For What It's Worth

© 2002, Matt Mullenix, Baton Rouge, LA

A satisfactory hobby must be in large degree useless, inefficient, laborious, or irrelevant . . . All in all, falconry is the perfect hobby.

-Aldo Leopold, A Sand County Almanac


Americans value productivity. We think everything ought to pull its own weight, and we apply this standard uniformly to land, money, our marriages and our children's educations. Even our hobbies tend to serve some practical purpose (increase fitness, relieve stress, lower cholesterol), and if they can make us rich or famous, so much the better. Why settle for any single benefit when we might get two or three others with a little extra effort?

The rest of the world knows we're nuts for this. Some things are worthwhile just as they are - without profit or obvious utility - and what excels in one way shouldn't have to excel in every way to justify its value. A trained hawk is but one excellent example: Here is a creature of intrinsic value far beyond our human estimations and expectations. Even a Damn Yank can see that.

Yet . . . ask me why my Harris' hawk Charlie is so good, and I'll tell you about the afternoon he caught four rabbits and three rails. I'll tell you my free time is limited; so I need a hawk that does it all, flies any quarry under any circumstance. Charlie doesn't really do that, mind you, but that's the goal. And that's also my point: Somehow the value of my falconry depends increasingly on the ability of my hawks to "produce." To produce what? Fast and varied flights, high excitement, personal challenge, self-satisfaction, healthful exercise, deep diversion and a freezer full of game.

To Charlie's credit, he delivers on all points. But if his abilities lack any desirable thing, it is the element of surprise. The odds have always been in Charlie's favor. His parents performed just as well and over much of the same ground he flies today. I chose his species, and specifically him, because I felt these were the best suited to my hawking. I was, predictably, right. Charlie's is the curse of old money: the expectation of success.

But there was a time before all expectation. At fourteen years of age, my first falconry experiences were more like a summer camp crush: I loved my little broad-winged hawk, and anything she did was fine by me. When she finally flapped across the yard to my hand, I was dumbstruck and wide-eyed, almost panting. Weeks later, when she chased a robin beneath a neighbor's hedge, I crawled in beside her and knew no other ambition but to sit and watch her eat.
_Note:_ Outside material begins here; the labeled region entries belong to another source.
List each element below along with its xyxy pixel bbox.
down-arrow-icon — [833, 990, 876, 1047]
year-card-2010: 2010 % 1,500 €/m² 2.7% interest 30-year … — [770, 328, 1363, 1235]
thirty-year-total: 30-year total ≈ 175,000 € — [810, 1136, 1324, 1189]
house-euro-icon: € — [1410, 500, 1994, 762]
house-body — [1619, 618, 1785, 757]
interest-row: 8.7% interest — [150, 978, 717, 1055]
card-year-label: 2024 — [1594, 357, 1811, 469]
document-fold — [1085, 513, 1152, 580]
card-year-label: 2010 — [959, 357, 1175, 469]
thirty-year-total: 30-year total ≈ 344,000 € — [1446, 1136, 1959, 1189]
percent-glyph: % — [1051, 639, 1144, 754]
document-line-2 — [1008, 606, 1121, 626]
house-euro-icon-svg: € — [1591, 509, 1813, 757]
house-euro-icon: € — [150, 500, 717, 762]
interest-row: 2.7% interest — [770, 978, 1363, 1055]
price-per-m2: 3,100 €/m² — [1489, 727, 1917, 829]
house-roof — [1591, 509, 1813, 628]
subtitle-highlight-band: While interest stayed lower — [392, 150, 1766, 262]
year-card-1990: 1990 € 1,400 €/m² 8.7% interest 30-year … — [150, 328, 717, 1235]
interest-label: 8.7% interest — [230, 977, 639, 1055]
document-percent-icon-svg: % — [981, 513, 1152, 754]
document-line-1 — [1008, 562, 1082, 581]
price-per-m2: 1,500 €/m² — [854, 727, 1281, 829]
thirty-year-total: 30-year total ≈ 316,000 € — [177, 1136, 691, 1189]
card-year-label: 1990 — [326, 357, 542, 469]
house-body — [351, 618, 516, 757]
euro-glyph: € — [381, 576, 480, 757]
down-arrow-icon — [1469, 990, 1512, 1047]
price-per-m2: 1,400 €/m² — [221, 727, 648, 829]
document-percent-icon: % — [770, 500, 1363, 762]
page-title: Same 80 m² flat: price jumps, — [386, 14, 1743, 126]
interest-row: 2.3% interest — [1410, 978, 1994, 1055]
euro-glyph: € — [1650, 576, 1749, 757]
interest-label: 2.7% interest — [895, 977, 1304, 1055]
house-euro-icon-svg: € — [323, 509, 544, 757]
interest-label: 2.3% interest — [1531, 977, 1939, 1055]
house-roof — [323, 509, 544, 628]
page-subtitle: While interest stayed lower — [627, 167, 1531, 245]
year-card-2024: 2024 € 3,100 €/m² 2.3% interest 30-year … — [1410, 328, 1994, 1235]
Ask that young man why his hawk is so good, and what will he say? His answer would have nothing to do with a full freezer or the benefits of good sport and exercise - things I didn't know falconry could provide. It would be an answer naïve and amusing, sweet in a way I now think of my children. Maybe I'd say she loved me. Or maybe I wouldn't have understood the question.

There is the arc of the distance between then and now. It is a distance I can barely see across or remember traveling. I wonder what I've lost along the way and if it's worth replacing.

My friend Eric still flies birds he's never tried before. He is a good falconer and notably competent in other pursuits, a man accustomed to success. But his failures are more interesting: There was a hybrid gyr, a huge, playful beast who never took his hunting seriously. There was a tiny prairie tiercel, trapped after great effort in the arid plains of Texas and flown briefly in the wet pastures of central Florida. Today he's training a young Barbary tiercel: a promising yet (at least to Eric) unproven imported speedster he hopes will catch a snipe.

Through each of these experiments, Eric has kept Daisy - a big, steady peregrine who kills lots of ducks. Before Daisy there was Buck, another killer of ducks. Before Buck, a string of red-tailed hawks and truckloads of small, dead mammals. There were merlins, too, Eric's being typically tame and deadly. Whatever his goal with a new bird, it is something more elusive than a repetition of past victory. And I suspect it is more elusive than a snipe.

I wonder why a man so familiar with success flirts so with failure. Maybe I don't understand the question. Just speaking the words success and failure must prove the nagging bias of my mind. It could be that Eric's falconry, as Leopold commended any good hobby, seeks no rational justification - that the snipe he hopes to catch is just the pretense of a snipe, the pretense of yet another victory. If so, this is the shiny thing I've lost along the way.